Le départ de Hay'at Tahrir al-Sham de la province d'Idlib, protégée par la Turquie, vers Damas soulève la possibilité très réelle pour Israël de la construction d'un nouveau régime islamiste sous la tutelle du gouvernement hostile et agressif d'Erdogan. Un tel régime constituerait un nouvel atout puissant à la liste croissante des atouts régionaux de la Turquie.

Le déploiement des systèmes de défense aérienne S-400 de la Turquie en Syrie empêcherait Israël de répondre à l'attaque ou d'utiliser l'espace aérien syrien pour se rendre en Iran. Une nouvelle Syrie, puissante, centralisée et islamiste, avec une armée construite par la Turquie, constituerait un instrument puissant entre les mains d’un président turc qui a clairement exprimé ses intentions politicicides envers Israël.

C’est pour cette raison qu’Israël a clairement décidé qu’aucun nouveau régime djihadiste de ce type ne peut être autorisé à exister.
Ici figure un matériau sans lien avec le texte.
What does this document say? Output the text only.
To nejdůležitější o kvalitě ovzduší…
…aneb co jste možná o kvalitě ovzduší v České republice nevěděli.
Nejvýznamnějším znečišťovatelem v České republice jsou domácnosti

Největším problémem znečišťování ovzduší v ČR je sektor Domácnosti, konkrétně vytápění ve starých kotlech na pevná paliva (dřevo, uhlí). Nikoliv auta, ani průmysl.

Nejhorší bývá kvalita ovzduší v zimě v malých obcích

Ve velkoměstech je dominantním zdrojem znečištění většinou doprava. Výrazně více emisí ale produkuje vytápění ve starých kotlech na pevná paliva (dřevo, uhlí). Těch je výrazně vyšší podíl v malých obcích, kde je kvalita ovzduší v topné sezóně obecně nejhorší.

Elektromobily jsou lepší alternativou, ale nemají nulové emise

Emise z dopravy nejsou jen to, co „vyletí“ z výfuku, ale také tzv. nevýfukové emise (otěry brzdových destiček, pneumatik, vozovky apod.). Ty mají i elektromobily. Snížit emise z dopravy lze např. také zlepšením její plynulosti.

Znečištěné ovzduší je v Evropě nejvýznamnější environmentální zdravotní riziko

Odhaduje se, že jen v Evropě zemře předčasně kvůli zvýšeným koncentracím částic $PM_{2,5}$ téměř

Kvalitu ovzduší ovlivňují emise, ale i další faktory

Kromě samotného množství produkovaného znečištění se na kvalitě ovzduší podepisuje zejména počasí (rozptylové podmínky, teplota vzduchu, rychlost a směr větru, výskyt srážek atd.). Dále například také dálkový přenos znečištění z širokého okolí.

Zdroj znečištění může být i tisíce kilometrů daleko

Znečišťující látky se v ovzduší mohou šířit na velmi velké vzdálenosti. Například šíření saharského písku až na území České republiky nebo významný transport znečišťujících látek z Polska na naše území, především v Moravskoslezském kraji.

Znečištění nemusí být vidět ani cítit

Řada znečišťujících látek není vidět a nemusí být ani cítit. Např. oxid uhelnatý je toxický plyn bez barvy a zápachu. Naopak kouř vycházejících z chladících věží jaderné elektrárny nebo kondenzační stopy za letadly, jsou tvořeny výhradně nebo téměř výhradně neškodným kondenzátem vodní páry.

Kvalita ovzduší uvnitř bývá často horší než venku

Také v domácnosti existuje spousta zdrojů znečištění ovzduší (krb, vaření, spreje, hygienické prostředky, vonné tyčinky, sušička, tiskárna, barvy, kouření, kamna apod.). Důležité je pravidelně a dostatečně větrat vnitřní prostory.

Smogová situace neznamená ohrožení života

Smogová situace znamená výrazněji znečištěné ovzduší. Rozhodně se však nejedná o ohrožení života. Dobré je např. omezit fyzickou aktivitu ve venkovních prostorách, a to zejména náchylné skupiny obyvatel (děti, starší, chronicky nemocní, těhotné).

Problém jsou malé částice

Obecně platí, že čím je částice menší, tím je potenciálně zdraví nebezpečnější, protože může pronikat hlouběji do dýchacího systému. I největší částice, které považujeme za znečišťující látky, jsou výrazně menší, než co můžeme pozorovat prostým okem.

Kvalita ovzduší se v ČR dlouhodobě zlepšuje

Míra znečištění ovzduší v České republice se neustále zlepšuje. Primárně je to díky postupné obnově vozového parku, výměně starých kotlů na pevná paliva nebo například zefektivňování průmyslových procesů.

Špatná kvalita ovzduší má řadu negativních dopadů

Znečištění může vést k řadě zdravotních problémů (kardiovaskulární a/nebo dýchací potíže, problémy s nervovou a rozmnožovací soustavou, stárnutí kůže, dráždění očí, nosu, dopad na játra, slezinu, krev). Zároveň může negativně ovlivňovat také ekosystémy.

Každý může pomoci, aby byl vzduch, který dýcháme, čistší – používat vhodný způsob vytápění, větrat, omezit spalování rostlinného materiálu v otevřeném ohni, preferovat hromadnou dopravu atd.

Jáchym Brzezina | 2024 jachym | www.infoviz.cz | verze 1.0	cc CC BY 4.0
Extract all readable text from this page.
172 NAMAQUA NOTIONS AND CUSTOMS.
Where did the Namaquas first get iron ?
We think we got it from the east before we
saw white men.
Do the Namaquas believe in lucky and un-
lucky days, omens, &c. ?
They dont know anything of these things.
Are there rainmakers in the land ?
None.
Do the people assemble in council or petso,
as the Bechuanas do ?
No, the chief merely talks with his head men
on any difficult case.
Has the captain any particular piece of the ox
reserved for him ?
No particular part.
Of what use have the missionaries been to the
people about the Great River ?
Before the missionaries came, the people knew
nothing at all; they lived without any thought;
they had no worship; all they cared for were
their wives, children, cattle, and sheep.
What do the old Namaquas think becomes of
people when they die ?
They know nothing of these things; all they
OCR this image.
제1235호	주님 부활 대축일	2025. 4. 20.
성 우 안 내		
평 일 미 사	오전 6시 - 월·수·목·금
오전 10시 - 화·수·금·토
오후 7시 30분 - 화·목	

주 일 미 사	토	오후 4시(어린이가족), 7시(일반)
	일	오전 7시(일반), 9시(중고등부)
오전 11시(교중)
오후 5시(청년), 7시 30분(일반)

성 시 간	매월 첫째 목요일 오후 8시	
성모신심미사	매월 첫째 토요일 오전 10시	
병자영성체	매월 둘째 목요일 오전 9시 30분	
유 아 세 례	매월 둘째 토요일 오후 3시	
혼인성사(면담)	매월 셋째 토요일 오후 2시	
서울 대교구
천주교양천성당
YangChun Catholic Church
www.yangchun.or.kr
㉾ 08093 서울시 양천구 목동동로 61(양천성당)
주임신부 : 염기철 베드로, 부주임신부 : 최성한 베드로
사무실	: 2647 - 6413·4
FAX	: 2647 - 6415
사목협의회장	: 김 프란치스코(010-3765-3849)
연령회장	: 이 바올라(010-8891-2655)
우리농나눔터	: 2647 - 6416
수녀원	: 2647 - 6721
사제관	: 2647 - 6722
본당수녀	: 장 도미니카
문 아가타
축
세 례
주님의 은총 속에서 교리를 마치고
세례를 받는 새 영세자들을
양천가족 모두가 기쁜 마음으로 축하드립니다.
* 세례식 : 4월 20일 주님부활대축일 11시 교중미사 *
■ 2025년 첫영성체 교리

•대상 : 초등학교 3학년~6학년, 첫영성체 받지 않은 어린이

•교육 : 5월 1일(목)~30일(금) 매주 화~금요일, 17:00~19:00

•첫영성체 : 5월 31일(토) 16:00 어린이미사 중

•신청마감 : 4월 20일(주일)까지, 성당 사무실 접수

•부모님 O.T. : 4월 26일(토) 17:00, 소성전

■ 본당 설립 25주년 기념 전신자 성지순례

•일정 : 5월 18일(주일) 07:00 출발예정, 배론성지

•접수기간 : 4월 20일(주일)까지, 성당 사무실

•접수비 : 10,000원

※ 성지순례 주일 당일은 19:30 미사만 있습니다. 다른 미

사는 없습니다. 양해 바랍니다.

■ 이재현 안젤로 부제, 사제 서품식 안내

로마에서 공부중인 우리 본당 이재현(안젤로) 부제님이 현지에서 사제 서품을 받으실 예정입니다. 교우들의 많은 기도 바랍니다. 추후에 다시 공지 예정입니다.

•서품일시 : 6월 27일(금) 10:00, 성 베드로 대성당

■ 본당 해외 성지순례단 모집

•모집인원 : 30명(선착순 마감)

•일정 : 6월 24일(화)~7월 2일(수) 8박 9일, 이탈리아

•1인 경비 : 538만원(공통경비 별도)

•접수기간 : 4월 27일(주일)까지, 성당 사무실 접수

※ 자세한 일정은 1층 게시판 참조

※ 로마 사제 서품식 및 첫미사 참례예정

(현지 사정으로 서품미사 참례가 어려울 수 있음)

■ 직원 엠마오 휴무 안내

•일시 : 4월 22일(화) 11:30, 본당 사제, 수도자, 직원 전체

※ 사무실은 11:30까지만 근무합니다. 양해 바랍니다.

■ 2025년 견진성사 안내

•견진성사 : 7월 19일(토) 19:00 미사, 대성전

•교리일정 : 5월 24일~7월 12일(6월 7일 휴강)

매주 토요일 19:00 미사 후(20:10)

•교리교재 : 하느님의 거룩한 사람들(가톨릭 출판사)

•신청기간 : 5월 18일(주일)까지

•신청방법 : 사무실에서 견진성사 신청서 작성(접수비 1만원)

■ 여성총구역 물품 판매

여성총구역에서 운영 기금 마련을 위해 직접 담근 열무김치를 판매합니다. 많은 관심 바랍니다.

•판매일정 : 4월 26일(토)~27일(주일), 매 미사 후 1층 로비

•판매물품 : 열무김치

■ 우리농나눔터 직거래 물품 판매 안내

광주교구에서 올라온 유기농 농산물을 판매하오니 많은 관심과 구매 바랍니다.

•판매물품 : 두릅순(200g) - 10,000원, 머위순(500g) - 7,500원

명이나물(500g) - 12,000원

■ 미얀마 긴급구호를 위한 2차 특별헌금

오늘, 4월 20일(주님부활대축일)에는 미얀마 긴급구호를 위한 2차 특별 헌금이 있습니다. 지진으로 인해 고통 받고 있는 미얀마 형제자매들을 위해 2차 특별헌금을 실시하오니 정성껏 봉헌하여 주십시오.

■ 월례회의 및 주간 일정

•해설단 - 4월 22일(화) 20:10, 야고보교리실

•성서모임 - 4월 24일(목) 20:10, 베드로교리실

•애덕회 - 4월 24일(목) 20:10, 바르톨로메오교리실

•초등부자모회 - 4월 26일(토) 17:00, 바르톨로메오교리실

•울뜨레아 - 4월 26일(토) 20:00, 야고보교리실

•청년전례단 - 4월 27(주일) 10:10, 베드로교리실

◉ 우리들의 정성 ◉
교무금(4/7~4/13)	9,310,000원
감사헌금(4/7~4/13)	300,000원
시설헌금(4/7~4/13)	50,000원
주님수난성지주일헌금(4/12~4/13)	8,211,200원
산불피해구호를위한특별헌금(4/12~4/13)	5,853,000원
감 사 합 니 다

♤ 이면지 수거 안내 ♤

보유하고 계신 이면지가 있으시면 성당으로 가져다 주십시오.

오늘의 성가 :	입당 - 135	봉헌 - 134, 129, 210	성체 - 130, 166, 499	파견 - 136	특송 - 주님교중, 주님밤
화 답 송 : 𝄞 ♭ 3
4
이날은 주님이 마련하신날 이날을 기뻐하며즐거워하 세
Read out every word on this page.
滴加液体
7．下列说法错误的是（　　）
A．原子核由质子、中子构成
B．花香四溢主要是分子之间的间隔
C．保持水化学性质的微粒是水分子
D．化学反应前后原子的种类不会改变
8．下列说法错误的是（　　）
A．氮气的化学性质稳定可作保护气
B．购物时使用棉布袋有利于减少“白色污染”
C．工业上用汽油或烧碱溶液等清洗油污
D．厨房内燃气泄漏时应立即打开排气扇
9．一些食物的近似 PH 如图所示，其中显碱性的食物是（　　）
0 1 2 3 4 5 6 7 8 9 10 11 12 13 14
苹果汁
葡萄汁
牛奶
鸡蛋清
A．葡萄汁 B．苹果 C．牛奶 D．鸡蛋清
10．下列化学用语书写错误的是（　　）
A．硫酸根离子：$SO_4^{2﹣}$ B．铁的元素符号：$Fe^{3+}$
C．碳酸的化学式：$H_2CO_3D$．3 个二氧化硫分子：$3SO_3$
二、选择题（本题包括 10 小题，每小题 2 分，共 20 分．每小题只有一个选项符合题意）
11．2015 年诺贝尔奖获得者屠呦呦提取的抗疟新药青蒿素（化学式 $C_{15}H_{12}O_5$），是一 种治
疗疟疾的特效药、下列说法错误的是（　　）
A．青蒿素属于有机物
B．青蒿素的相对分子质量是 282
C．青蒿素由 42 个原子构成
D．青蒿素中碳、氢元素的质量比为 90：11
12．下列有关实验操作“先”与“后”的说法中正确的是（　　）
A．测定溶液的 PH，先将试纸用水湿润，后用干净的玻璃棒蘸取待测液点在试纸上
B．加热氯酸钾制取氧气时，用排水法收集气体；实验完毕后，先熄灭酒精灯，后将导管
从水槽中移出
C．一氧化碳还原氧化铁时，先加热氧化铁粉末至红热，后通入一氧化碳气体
Le schéma de l’activité israélienne en Syrie depuis la chute de Bachar al-Assad reflète cette décision.

Tout cela se reflète dans la création d’une zone tampon dans la province de Quneitra ; l’argument selon lequel la Russie devrait être autorisée à conserver ses bases à l’Ouest, tandis que les États-Unis devraient rester à l’Est ; soutien à la capacité militaire indépendante des Druzes dans le sud ; et la détermination d’empêcher l’émergence d’une nouvelle et puissante capacité militaire islamiste soutenue par la Turquie.
Après les frappes aériennes sur T4 et Hama, Hakan Fidan, ministre turc des Affaires étrangères et ancien chef des services de renseignement, a indiqué que la Turquie ne cherchait pas de confrontation avec Israël en Syrie.

Cependant, les intérêts et les stratégies des deux pays en Syrie semblent diamétralement opposés : les relations turco-israéliennes sont déjà empoisonnées par la montée d'un gouvernement islamiste soutenant le Hamas à Ankara, et la Turquie poursuit des politiques agressives et expansionnistes dans toute la région. Une nouvelle détérioration est probable.